Não sei dos outros, mas tenho vontade de me matar ou matar o mundo inteiro quando vejo a situação lastimável em que nosso país se encontra ou mesmo em que o planeta todo se encontra, quando vejo que muitas pessoas estão mais preocupadas com valores absurdos do que com o que realmente importa… O pensamento suicida surge como uma saída possível para o desespero financeiro, o desânimo profissional, a apatia sexual e tantas outras mazelas pessoais, como dores crônicas que (ironicamente), a maconha alivia sem causar os efeitos colaterais e o perigo que os opióides provocam. Entretanto, quando lembro das pessoas ao meu redor que ainda gostam de mim ou das coisas boas que ainda posso fazer pelo mundo, vejo o suicídio como um egoísmo descabido, que só vai disseminar mais sofrimento e gerar mais problemas.

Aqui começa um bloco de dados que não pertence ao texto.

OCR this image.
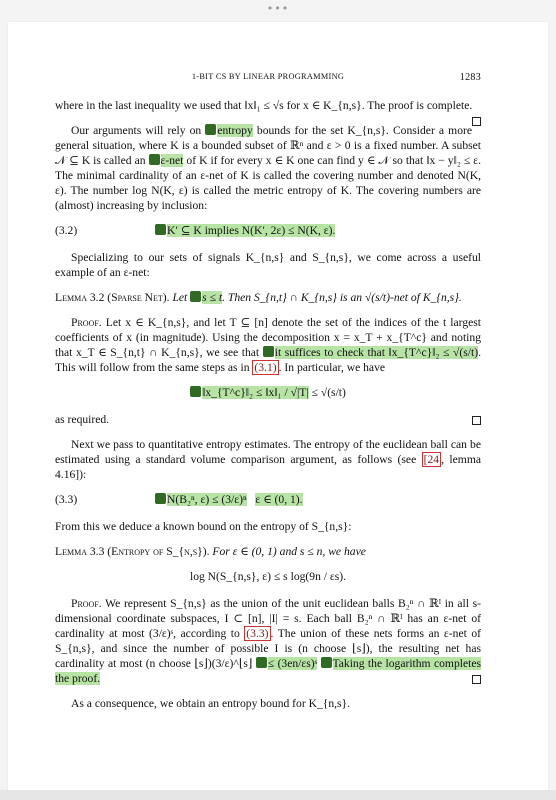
•••
1-BIT CS BY LINEAR PROGRAMMING	1283

where in the last inequality we used that ‖x‖₁ ≤ √s for x ∈ K_{n,s}. The proof is complete.

Our arguments will rely on entropy bounds for the set K_{n,s}. Consider a more general situation, where K is a bounded subset of ℝⁿ and ε > 0 is a fixed number. A subset 𝒩 ⊆ K is called an ε-net of K if for every x ∈ K one can find y ∈ 𝒩 so that ‖x − y‖₂ ≤ ε. The minimal cardinality of an ε-net of K is called the covering number and denoted N(K, ε). The number log N(K, ε) is called the metric entropy of K. The covering numbers are (almost) increasing by inclusion:

(3.2)	K′ ⊆ K implies N(K′, 2ε) ≤ N(K, ε).

Specializing to our sets of signals K_{n,s} and S_{n,s}, we come across a useful example of an ε-net:

Lemma 3.2 (Sparse Net). Let s ≤ t. Then S_{n,t} ∩ K_{n,s} is an √(s/t)-net of K_{n,s}.

Proof. Let x ∈ K_{n,s}, and let T ⊆ [n] denote the set of the indices of the t largest coefficients of x (in magnitude). Using the decomposition x = x_T + x_{T^c} and noting that x_T ∈ S_{n,t} ∩ K_{n,s}, we see that it suffices to check that ‖x_{T^c}‖₂ ≤ √(s/t). This will follow from the same steps as in (3.1) . In particular, we have

‖x_{T^c}‖₂ ≤ ‖x‖₁ / √|T| ≤ √(s/t)

as required.

Next we pass to quantitative entropy estimates. The entropy of the euclidean ball can be estimated using a standard volume comparison argument, as follows (see [24 , lemma 4.16]):

(3.3)	N(B₂ⁿ, ε) ≤ (3/ε)ⁿ ε ∈ (0, 1).

From this we deduce a known bound on the entropy of S_{n,s}:

Lemma 3.3 (Entropy of S_{n,s}). For ε ∈ (0, 1) and s ≤ n, we have

log N(S_{n,s}, ε) ≤ s log(9n / εs).

Proof. We represent S_{n,s} as the union of the unit euclidean balls B₂ⁿ ∩ ℝᴵ in all s-dimensional coordinate subspaces, I ⊂ [n], |I| = s. Each ball B₂ⁿ ∩ ℝᴵ has an ε-net of cardinality at most (3/ε)ˢ, according to (3.3) . The union of these nets forms an ε-net of S_{n,s}, and since the number of possible I is (n choose ⌊s⌋), the resulting net has cardinality at most (n choose ⌊s⌋)(3/ε)^⌊s⌋ ≤ (3en/εs)ˢ Taking the logarithm completes the proof.

As a consequence, we obtain an entropy bound for K_{n,s}.
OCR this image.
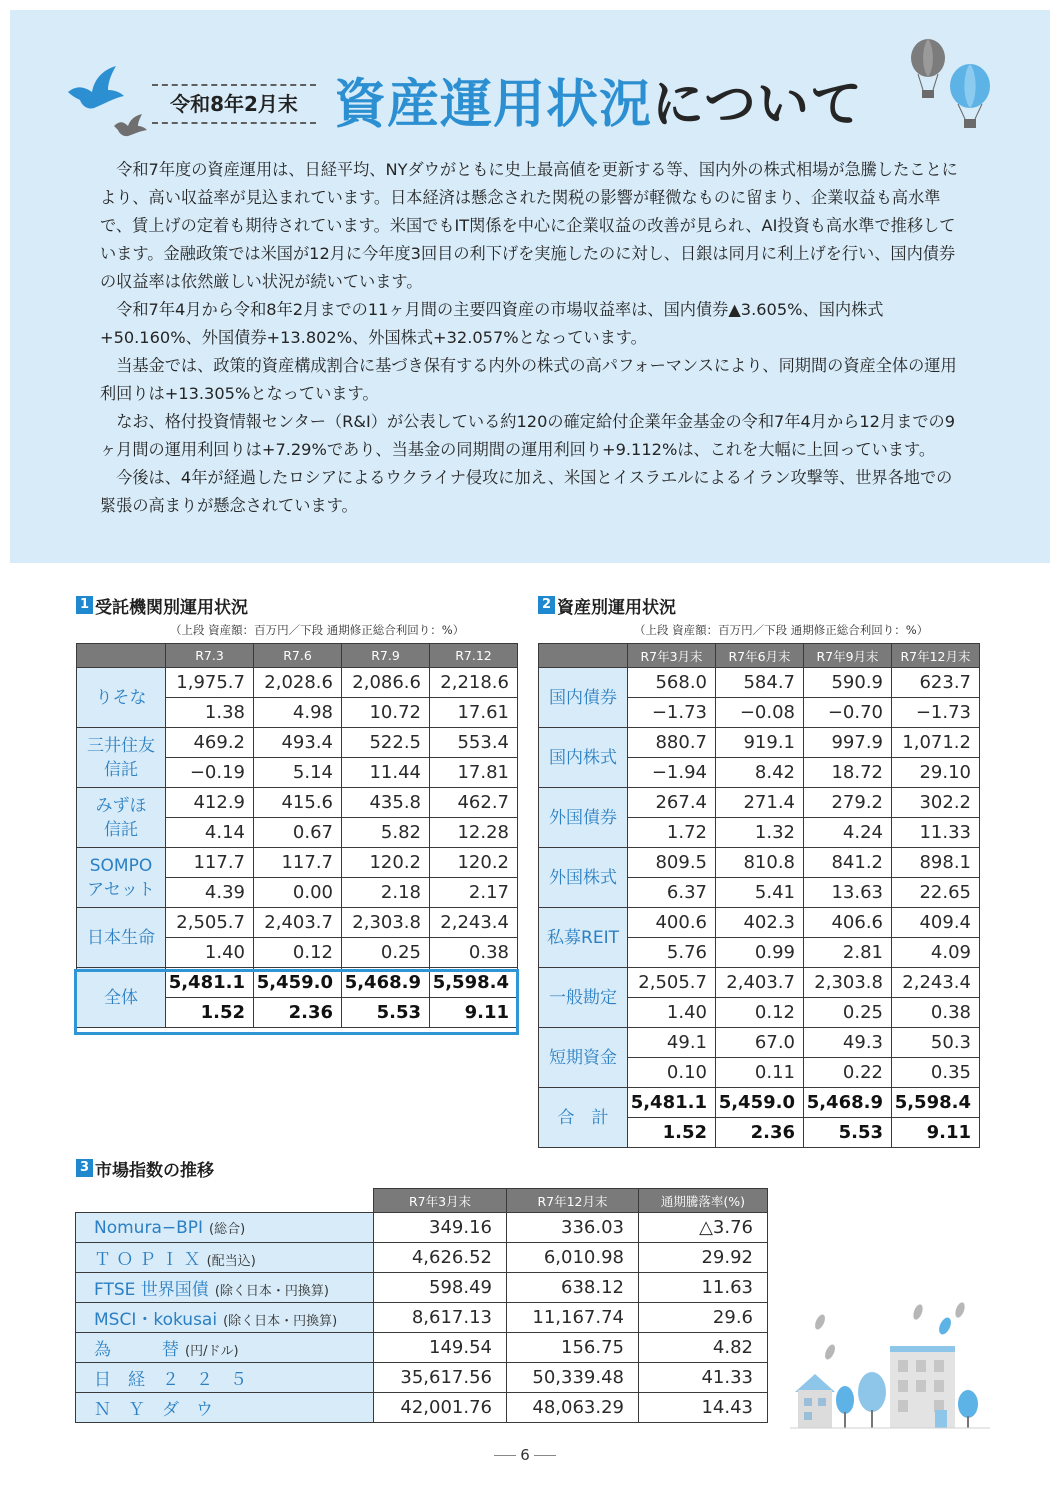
令和8年2月末 資産運用状況について

令和7年度の資産運用は、日経平均、NYダウがともに史上最高値を更新する等、国内外の株式相場が急騰したことにより、高い収益率が見込まれています。日本経済は懸念された関税の影響が軽微なものに留まり、企業収益も高水準で、賃上げの定着も期待されています。米国でもIT関係を中心に企業収益の改善が見られ、AI投資も高水準で推移しています。金融政策では米国が12月に今年度3回目の利下げを実施したのに対し、日銀は同月に利上げを行い、国内債券の収益率は依然厳しい状況が続いています。

令和7年4月から令和8年2月までの11ヶ月間の主要四資産の市場収益率は、国内債券▲3.605%、国内株式+50.160%、外国債券+13.802%、外国株式+32.057%となっています。

当基金では、政策的資産構成割合に基づき保有する内外の株式の高パフォーマンスにより、同期間の資産全体の運用利回りは+13.305%となっています。

なお、格付投資情報センター（R&I）が公表している約120の確定給付企業年金基金の令和7年4月から12月までの9ヶ月間の運用利回りは+7.29%であり、当基金の同期間の運用利回り+9.112%は、これを大幅に上回っています。

今後は、4年が経過したロシアによるウクライナ侵攻に加え、米国とイスラエルによるイラン攻撃等、世界各地での緊張の高まりが懸念されています。

1 受託機関別運用状況
（上段 資産額：百万円／下段 通期修正総合利回り：%）
	R7.3	R7.6	R7.9	R7.12

りそな	1,975.7	2,028.6	2,086.6	2,218.6
	1.38	4.98	10.72	17.61

三井住友
信託	469.2	493.4	522.5	553.4
	−0.19	5.14	11.44	17.81

みずほ
信託	412.9	415.6	435.8	462.7
	4.14	0.67	5.82	12.28

SOMPO
アセット	117.7	117.7	120.2	120.2
	4.39	0.00	2.18	2.17

日本生命	2,505.7	2,403.7	2,303.8	2,243.4
	1.40	0.12	0.25	0.38
全体	5,481.1	5,459.0	5,468.9	5,598.4
	1.52	2.36	5.53	9.11
2 資産別運用状況
（上段 資産額：百万円／下段 通期修正総合利回り：%）
	R7年3月末	R7年6月末	R7年9月末	R7年12月末
国内債券	568.0	584.7	590.9	623.7
	−1.73	−0.08	−0.70	−1.73
国内株式	880.7	919.1	997.9	1,071.2
	−1.94	8.42	18.72	29.10
外国債券	267.4	271.4	279.2	302.2
	1.72	1.32	4.24	11.33
外国株式	809.5	810.8	841.2	898.1
	6.37	5.41	13.63	22.65
私募REIT	400.6	402.3	406.6	409.4
	5.76	0.99	2.81	4.09
一般勘定	2,505.7	2,403.7	2,303.8	2,243.4
	1.40	0.12	0.25	0.38
短期資金	49.1	67.0	49.3	50.3
	0.10	0.11	0.22	0.35
合　計	5,481.1	5,459.0	5,468.9	5,598.4
	1.52	2.36	5.53	9.11
3 市場指数の推移
	R7年3月末	R7年12月末	通期騰落率(%)
Nomura−BPI (総合)	349.16	336.03	△3.76
Ｔ Ｏ Ｐ Ｉ Ｘ (配当込)	4,626.52	6,010.98	29.92
FTSE 世界国債 (除く日本・円換算)	598.49	638.12	11.63
MSCI・kokusai (除く日本・円換算)	8,617.13	11,167.74	29.6
為　　　替 (円/ドル)	149.54	156.75	4.82
日　経　２　２　５	35,617.56	50,339.48	41.33
Ｎ　Ｙ　ダ　ウ	42,001.76	48,063.29	14.43
6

Para terminar, registro que o único caminho para sair do estado suicida é a busca pela positividade, com auxílio dos esportes, da arte, do humor e do humanismo em geral, independente de religiões, sempre tomadas de objetivos inescrutáveis que nos colocam em último lugar (claro, há exceções) e de regras que nos colocam em conflito com nossa natureza ambígua. A você que tem a sorte de não ser assolado pelo “fantasma suicida”, peço respeito com quem o seja, pois lhe garanto que ninguém, se pudesse escolher, gostaria de ser rondado por esse “demônio”.

Quem quer ajudar, quer mudar o mundo, comece com seus familiares e amigos, pois tenho certeza que algum deles padece desse mal silencioso, que corrói a mente e pode levar à loucura, à morte e até mesmo ao homicídio em massa. Ouça, busque compreender e jamais julgue, pois só o frio escuro da madrugada conhece a amargura que um ser humano pode estar enfrentando calado, posando de feliz para não agravar ainda mais sua própria situação”.